We are fully aware that, as in the GWAS from Kühnisch et al. [12], a major limitation of our study that limits reliable conclusions is its relatively low statistical power. Our statistical under-powering results mainly from a relatively small sample size even though our study is 110 subjects greater than the population analyzed in the GWAS by Kühnisch et al. [12]. Their study was based on 88 MIH cases in a cohort consisting of 668 children (with MIH prevalence 13.2%) and could only detect very large genetic effect sizes ranging from an odds ratio (OR) of 4.1 for a minor allele frequency of 10% to an OR of 2.9 for a minor allele frequency of 30% (using a significance level of 5 × 10⁻⁸ with a power of >80%; in fact, the frequency of the C allele of the most significant, rs13058467, polymorphism was 10.4%) [12]. The authors also emphasized that a similar study able to detect effect sizes at an OR = 1.2 using the same significance level with the same power would require about 7000 cases for a minor allele frequency of 10% assuming the same MIH population prevalence.

The Open Epi (www.openepi.com) software (OpenEpi: Open Source Epidemiologic Statistics for Public Health, updated 2013/04/06, accessed on 18 December 2023) for epidemiologic statistics was used to compute the minimum sample size for 80% statistical power and a 5% type I error rate (α). We assumed a ratio of non-MIH to MIH subjects equal to 10.44 (710/68) and a frequency of subjects with at least one C allele of rs13058467 equal to 15.5% in the non-MIH group and 22.14% in the MIH group (using a dominant mode of inheritance). Under these assumptions, the estimated confidence interval for the minimum sample size needed was 3015 to 3148 children (with 264 to 299 MIH cases). An additional cause for statistical under-powering in our study involves the differences in prevalence of the analyzed polymorphisms between our cohort of Polish children and the German children included in the GWAS. The frequencies of suggested MIH risk (minor) alleles of rs4811117 or rs13058467 in our study were significantly lower as compared with the GWAS data (T allele of rs4811117: 8.2% versus 10.4%, p < 0.05; or C allele of rs13058467: 8.2% versus 12.4%, p < 0.002). In the present study, we assessed children born in Szczecin, descendants of residents of Polish West Pomerania who migrated to this region (after World War II) from other Polish regions [24,28]. Contemporary residents of this region can therefore be considered representative for the entire Polish population [29,30]. The SNP frequencies determined in this study can be treated as values likely corresponding to the prevalence in the Polish population in general.

Taking into consideration the above facts and our own experience, we strongly recommend that further research on the genetic predisposition to MIH should be based on genome-wide association studies in large groups of subjects. Significant associations found in only one ethnic group need to be replicated in other groups. Subsequently, genetic variants identified in GWAS must assessed for actual functional significance [27].

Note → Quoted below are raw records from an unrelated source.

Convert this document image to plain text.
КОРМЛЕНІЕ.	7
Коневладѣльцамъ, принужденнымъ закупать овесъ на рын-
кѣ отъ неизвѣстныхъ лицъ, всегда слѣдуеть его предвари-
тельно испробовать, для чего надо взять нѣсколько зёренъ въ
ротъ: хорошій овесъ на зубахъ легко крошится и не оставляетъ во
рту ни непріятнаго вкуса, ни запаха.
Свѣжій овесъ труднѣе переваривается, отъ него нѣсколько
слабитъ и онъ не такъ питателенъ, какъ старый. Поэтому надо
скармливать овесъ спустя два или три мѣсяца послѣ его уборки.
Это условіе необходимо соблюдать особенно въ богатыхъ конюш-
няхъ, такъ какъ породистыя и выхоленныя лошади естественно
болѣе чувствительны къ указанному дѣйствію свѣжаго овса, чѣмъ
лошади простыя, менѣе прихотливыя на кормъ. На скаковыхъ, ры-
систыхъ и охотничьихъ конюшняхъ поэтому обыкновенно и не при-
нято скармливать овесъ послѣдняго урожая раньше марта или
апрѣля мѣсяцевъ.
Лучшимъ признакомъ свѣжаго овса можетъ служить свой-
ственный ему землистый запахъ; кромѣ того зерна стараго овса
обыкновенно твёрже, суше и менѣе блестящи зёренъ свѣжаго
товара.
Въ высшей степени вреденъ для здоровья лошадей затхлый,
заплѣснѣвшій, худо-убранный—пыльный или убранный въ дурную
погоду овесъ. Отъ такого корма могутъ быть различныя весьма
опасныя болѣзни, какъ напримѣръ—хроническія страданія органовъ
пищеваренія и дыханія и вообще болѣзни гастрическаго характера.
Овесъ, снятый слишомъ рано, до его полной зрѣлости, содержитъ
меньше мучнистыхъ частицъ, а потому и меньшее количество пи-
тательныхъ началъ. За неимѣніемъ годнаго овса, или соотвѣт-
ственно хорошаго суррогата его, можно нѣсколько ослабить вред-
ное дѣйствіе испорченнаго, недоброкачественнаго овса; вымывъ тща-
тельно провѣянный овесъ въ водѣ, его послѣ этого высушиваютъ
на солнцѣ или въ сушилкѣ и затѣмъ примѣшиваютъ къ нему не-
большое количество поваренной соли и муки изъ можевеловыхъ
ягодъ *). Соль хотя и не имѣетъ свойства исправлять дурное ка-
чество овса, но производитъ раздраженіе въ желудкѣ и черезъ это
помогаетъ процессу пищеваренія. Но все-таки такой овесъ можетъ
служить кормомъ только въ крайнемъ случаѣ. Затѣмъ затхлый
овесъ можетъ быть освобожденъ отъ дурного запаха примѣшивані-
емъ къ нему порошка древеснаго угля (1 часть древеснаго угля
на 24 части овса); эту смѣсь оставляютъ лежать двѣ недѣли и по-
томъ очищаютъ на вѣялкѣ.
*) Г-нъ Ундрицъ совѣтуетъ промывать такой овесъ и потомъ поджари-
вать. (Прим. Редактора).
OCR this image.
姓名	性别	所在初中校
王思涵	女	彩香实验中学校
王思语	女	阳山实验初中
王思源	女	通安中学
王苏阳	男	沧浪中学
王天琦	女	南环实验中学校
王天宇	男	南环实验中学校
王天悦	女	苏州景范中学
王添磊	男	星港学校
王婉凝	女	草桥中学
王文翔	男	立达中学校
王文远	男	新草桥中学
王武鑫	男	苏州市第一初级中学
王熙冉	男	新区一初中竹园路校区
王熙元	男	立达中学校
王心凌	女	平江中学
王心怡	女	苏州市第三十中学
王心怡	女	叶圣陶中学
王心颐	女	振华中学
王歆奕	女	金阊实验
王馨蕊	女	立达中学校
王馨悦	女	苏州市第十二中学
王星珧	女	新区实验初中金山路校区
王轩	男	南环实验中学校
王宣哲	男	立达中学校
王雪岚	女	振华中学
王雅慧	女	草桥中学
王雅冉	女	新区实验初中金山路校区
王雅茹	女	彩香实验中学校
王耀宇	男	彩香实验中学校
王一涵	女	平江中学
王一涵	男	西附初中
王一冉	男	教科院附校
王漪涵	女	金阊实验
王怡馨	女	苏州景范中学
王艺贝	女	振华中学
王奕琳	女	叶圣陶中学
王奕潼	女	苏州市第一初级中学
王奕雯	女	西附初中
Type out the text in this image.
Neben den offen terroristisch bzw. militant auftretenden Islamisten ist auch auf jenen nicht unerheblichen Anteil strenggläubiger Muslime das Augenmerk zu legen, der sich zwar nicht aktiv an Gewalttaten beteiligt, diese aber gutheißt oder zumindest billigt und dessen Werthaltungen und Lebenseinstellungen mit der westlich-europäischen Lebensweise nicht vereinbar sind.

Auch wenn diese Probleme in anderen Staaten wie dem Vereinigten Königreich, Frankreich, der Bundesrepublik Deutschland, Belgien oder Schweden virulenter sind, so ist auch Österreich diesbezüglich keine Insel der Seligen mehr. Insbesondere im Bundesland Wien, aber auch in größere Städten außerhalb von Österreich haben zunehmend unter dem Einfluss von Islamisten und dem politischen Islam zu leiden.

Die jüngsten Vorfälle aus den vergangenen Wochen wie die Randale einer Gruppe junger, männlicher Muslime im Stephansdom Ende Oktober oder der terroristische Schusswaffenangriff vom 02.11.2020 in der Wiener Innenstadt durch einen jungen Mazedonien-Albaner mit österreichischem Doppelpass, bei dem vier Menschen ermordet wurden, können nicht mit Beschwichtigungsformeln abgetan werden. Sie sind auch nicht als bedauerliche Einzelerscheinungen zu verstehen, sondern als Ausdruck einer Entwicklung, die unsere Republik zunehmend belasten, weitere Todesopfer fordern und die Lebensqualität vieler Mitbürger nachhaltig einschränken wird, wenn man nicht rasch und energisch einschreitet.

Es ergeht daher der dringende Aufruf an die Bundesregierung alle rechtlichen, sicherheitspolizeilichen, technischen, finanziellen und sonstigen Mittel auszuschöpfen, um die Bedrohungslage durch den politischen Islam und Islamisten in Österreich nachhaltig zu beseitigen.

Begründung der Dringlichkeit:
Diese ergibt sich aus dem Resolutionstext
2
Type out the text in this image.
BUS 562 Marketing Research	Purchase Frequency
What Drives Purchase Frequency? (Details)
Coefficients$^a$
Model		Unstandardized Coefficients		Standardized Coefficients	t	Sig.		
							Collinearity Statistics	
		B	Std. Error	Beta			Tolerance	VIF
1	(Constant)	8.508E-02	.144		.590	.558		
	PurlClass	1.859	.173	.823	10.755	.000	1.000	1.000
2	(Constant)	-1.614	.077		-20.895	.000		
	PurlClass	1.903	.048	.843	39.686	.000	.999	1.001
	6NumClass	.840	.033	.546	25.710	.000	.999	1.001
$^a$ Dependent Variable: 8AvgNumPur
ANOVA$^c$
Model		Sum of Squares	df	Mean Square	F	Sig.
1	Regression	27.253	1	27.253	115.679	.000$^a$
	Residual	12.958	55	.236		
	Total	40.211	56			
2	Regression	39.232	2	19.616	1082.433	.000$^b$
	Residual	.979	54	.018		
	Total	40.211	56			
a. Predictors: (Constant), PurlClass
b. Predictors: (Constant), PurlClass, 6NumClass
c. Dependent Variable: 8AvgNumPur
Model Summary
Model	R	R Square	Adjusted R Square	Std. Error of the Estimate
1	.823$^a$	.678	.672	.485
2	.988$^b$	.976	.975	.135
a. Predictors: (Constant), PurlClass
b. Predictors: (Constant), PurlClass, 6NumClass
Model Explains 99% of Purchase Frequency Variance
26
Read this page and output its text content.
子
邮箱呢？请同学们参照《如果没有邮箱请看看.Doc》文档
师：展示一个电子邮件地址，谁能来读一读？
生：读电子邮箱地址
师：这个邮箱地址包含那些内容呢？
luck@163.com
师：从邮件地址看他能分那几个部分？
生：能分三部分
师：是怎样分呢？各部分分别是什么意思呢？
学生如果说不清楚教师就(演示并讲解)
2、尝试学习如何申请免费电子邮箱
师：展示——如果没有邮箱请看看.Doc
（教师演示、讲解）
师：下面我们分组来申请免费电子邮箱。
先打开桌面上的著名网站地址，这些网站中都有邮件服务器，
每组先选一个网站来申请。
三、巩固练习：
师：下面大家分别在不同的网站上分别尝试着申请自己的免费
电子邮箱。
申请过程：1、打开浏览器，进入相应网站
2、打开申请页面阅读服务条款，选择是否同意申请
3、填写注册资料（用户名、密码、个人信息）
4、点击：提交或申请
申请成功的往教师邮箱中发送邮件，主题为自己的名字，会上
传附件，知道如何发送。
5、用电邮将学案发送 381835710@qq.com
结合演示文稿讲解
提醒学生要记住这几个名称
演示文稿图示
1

In conclusion, our replication study in Polish children did not confirm highly significant associations of molar incisor hypomineralization with rs2889956, rs4811117, or rs13058467, which were previously suggested to be possibly linked to MIH using a significance threshold p-value of <1 × 10⁻⁶ in a GWAS that assessed German children. Taking into account possible unknown systematic differences in the way that the studies were conducted, there is still a slight possibility that rs4811117 has a minor association that should be investigated further.